The EPA has estimated that compliance with a 75 parts per billion smog standard would cost as much as $8.8 billion a year by 2020 when many of the counties are expected to be meeting the requirement. That estimate, however, does not take into account balancing reductions in health care costs that could be even greater.

Electric utilities, oil companies and other businesses had lobbied hard for leaving the smog rule alone, saying the high cost of lower limits could hurt the economy.

The federal Clean Air Act requires that health standards for ozone and a handful of other air pollutants not take costs into account.

But Johnson said that ought to change. He said the Bush administration plans to propose legislation to Congress to overhaul the 1970 law so that in the future costs can be considered when setting health standards.

Any such move is likely to be met with strong opposition in Congress.
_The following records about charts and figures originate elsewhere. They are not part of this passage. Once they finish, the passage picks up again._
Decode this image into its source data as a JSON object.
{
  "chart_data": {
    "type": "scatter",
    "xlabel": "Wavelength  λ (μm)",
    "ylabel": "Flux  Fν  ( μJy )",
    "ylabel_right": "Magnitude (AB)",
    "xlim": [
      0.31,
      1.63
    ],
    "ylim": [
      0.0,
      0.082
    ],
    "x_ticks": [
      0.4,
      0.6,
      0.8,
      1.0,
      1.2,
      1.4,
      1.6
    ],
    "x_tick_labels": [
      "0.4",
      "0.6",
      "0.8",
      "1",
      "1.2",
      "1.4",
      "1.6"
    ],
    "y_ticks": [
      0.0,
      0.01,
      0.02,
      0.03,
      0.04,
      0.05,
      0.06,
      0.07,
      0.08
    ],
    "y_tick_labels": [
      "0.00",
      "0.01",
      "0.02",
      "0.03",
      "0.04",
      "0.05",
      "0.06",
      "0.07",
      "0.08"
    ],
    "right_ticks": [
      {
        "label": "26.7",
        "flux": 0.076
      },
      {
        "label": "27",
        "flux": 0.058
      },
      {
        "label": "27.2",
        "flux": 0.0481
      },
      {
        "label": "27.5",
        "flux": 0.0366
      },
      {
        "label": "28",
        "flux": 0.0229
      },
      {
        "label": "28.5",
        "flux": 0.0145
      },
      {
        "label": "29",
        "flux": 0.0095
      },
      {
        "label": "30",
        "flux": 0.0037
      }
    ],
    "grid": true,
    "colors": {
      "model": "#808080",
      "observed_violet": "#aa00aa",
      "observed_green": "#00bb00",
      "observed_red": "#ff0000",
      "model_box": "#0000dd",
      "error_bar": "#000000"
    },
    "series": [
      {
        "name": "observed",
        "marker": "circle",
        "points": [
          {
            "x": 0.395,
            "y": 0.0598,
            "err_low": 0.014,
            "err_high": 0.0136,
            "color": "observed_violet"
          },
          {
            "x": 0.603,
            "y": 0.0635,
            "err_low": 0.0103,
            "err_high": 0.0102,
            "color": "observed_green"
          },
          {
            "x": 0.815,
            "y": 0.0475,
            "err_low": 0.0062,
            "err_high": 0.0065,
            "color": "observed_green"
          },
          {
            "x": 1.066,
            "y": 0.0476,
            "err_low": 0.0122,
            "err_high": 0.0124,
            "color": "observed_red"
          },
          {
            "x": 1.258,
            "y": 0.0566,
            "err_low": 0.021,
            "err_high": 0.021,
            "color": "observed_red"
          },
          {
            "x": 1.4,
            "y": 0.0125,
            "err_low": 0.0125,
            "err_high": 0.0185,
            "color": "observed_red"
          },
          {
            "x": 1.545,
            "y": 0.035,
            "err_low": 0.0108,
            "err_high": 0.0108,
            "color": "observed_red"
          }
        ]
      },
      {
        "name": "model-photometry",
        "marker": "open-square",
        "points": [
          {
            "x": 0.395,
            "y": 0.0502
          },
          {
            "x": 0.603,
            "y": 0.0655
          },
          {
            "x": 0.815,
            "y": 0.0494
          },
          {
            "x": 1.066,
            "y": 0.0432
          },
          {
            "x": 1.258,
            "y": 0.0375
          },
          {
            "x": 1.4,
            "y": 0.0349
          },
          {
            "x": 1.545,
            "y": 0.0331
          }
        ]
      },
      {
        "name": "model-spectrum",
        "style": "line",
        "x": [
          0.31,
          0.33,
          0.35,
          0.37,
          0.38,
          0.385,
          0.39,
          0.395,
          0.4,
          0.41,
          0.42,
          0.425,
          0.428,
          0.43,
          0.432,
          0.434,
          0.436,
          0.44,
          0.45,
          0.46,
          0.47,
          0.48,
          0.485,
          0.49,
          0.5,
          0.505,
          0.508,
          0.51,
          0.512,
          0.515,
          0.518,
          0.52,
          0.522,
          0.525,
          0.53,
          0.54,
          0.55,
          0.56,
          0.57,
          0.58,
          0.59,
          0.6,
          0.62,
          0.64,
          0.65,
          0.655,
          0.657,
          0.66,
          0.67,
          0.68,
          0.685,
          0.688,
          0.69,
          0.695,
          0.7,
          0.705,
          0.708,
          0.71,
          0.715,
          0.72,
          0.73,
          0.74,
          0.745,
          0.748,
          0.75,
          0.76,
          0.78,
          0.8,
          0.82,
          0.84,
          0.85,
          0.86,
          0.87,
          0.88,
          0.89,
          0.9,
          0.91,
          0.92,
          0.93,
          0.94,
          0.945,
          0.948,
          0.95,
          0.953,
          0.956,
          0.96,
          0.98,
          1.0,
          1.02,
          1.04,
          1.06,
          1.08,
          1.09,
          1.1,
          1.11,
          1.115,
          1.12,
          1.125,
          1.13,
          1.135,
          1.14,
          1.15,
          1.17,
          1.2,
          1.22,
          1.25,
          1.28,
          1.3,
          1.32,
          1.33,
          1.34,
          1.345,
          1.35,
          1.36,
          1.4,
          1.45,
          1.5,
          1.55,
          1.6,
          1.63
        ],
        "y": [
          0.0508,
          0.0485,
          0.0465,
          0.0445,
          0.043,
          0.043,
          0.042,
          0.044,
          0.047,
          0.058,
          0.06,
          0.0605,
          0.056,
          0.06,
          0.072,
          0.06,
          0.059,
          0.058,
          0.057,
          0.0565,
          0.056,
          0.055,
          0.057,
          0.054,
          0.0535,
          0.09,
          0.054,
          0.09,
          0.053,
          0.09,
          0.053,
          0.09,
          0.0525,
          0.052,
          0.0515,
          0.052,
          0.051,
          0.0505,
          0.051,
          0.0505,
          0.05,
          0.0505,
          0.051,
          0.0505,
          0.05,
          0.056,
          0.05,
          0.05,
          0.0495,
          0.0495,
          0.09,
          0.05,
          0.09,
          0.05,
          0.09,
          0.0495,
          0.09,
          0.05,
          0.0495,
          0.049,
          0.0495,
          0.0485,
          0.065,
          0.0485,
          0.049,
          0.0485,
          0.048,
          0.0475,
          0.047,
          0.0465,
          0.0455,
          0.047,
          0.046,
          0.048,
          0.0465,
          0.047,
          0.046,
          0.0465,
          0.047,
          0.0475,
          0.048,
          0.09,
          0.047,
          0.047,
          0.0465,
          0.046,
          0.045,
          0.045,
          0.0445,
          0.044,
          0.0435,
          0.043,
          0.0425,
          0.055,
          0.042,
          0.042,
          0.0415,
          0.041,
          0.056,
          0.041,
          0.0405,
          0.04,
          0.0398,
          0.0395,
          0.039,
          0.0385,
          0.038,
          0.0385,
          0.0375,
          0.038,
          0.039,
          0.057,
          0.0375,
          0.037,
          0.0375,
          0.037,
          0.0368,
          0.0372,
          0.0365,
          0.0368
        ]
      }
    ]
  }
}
Health experts and environmentalists view the setting of health standards without consideration of cost as essential for assuring public health.

Clean air advocates called the latest EPA reduction a move in the right direction – but also a political compromise that did not go far enough.

“It’s disheartening that once again EPA has missed a critical opportunity to protect public health and welfare by ignoring the unanimous recommendations of its independent science advisers,” said William Becker, executive director of the National Association of Clean Air Agencies, whose members will be developing programs to meet the federal air quality requirement.

Becker acknowledged that the tighter the standard the more difficult it will be to meet, but he said: “The public deserves the right to know whether the air they breathe is healthy.”

In recent weeks, some of the most powerful industry groups in Washington have waged an intense lobbying campaign at the White House, urging the administration to keep the current standard.

Electric utilities, the oil and chemical industries and manufacturing groups argued that lowering the standard would require states and local officials to impose new pollution controls, harming economic growth, when the science has yet to determine the health benefits conclusively. The 80 parts per billion standard was enacted by the EPA in 1997, but its implementation was delayed for several years because of court challenges by industry groups.

“Hundreds of counties haven’t been able to meet the current standard set a decade ago,” said John Kinsman, senior director for environment at the Edison Electric Institute, which represents most of the country’s power companies. “Moving the goalpost again will inflict economic hardship on those areas without speeding air quality improvements.”

The EPA has said, based on various studies, cutting smog from 80 to 75 parts per billion would prevent between 900 and 1,100 premature deaths a year and mean 1,400 fewer nonfatal heart attacks and 5,600 fewer hospital or emergency room visits. A separate study suggests that tightening the standard to 70 parts per billion could avoid as many s 3,800 premature deaths nationwide.

The EPA by law is not supposed to consider economic cost in establishing the federal health standard for air quality. The agency has estimated that new pollution control efforts to comply with a 75 parts per billion standard would cost as much as $8.8 billion a year, although it acknowledged that does not take into account reductions in health care costs that could be even greater.